L’apnée du sommeil se produit plus souvent qu’on ne le pense

Les personnes souffrant d’apnée du sommeil n’en sont généralement pas conscientes, alors que cette condition peut avoir de graves conséquences sur la santé et est facile à traiter. Les résultats d’une nouvelle étude scientifique à grande échelle menée au cours des deux dernières années par l’Université de Paris et Microsoft en témoignent.

L’étude a été menée auprès de 1250 employés de Microsoft en France. De ce nombre, 6,4 % souffraient d’apnée du sommeil. Ce pourcentage est beaucoup plus élevé que ce qui a été démontré dans les recherches effectuées jusqu’à présent. Il est frappant de constater que 78 pour cent des personnes chez qui l’apnée du sommeil a été diagnostiquée ignoraient complètement qu’elles souffraient de ce trouble du sommeil.

L’apnée du sommeil, un véritable fléau

La recherche visait à recueillir des données scientifiques actuelles sur la fréquence de l’apnée du sommeil, aussi connue sous le nom de syndrome d’apnée obstructive du sommeil (SAOS). Depuis des décennies, les médecins et les scientifiques soupçonnent un degré élevé de sous-diagnostic. Au cours de l’étude, on a donc examiné combien de personnes souffrent de la maladie sans le savoir et sans être traitées. En outre, l’étude a examiné si le pourcentage est plus élevé que les chiffres habituels, qui supposent un pourcentage entre deux et quatre.

30 pour cent des employés de Microsoft en France ont participé à l’enquête. Il s’agissait d’hommes et de femmes d’âges et de niveaux d’éducation différents, avec des types d’emplois et des origines culturelles différents. Des études de dépistage déjà connues et souvent citées ont porté sur des populations beaucoup plus petites. En 1993, par exemple, un groupe de 502 personnes a fait l’objet d’une enquête.

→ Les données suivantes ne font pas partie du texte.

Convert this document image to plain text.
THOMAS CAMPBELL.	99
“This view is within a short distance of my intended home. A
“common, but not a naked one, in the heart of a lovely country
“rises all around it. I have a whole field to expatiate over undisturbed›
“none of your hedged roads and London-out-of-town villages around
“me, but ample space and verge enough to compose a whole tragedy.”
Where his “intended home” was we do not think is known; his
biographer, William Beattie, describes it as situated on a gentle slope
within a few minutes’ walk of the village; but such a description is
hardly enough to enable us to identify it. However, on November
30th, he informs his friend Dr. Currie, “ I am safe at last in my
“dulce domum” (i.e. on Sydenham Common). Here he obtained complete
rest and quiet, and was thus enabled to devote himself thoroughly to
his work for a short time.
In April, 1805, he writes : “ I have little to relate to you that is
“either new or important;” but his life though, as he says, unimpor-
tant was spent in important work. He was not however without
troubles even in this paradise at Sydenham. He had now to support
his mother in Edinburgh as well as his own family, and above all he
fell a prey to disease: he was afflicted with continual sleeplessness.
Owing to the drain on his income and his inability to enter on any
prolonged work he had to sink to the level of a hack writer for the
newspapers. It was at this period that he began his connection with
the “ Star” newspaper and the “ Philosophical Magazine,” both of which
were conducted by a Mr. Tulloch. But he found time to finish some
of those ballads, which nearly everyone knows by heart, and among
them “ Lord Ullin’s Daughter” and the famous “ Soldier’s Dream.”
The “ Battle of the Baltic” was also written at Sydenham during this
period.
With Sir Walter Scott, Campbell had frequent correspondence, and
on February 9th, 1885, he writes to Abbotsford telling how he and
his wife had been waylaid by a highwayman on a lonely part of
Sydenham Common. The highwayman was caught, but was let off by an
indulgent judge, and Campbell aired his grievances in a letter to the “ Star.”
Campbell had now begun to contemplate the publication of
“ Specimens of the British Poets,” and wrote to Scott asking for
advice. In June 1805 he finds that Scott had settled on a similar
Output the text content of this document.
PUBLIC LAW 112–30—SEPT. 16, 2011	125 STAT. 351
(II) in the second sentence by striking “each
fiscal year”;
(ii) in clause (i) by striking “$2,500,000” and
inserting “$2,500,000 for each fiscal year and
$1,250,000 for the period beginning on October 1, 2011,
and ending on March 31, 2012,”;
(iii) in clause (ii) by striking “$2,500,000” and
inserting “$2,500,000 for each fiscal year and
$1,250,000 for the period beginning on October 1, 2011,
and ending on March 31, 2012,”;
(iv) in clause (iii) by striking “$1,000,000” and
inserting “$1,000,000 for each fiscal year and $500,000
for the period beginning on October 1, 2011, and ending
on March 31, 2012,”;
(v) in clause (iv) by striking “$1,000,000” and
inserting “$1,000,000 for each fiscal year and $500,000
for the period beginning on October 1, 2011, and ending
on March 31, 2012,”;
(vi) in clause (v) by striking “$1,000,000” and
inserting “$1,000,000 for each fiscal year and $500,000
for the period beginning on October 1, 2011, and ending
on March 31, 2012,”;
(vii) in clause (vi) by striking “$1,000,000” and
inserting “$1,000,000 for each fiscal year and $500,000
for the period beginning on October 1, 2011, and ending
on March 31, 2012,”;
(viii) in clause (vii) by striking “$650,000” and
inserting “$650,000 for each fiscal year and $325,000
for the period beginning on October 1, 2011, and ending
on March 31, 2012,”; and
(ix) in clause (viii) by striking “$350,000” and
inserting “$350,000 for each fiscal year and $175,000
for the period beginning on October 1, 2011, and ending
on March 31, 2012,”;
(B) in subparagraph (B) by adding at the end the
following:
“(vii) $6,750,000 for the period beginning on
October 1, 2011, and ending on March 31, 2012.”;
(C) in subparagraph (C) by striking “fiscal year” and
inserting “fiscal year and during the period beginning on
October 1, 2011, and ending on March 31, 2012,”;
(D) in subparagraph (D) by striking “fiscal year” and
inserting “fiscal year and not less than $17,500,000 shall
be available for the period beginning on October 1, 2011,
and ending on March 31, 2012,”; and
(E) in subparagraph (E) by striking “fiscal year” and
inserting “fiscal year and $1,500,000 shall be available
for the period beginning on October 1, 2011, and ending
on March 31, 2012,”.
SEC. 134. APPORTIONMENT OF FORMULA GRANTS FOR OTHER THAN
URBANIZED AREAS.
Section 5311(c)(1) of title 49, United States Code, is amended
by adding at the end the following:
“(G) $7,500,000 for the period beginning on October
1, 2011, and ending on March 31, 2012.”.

Cela varie de cinq à plus de trente fois par heure. Selon le Dr Pierre, pneumologue au CHU de Paris et lié à la recherche sur le sommeil, de nombreuses personnes souffrent d’apnée du sommeil sans savoir par elles-mêmes : “C’est plus dangereux que vous ne le pensez”. En perturbant le sommeil, ils se reposent moins la nuit, se fatiguent et s’endorment pendant la journée. Ils fonctionnent de moins en moins bien au travail et ont un fusible court à la maison. Ces plaintes sont dues au stress ou à la pression. Ce trouble augmente le risque d’hypertension artérielle, de diabète et de maladies cardiovasculaires. Il est donc très important que ces personnes soient aidées. Cette recherche permet à la science de mieux comprendre la nature et l’étendue de la maladie. Cela a des conséquences positives pour les personnes souffrant d’apnée du sommeil. En raison de la connaissance du tableau clinique, les patients et les omnipraticiens peuvent réagir plus rapidement aux plaintes, ce qui accélère l’aiguillage et le traitement.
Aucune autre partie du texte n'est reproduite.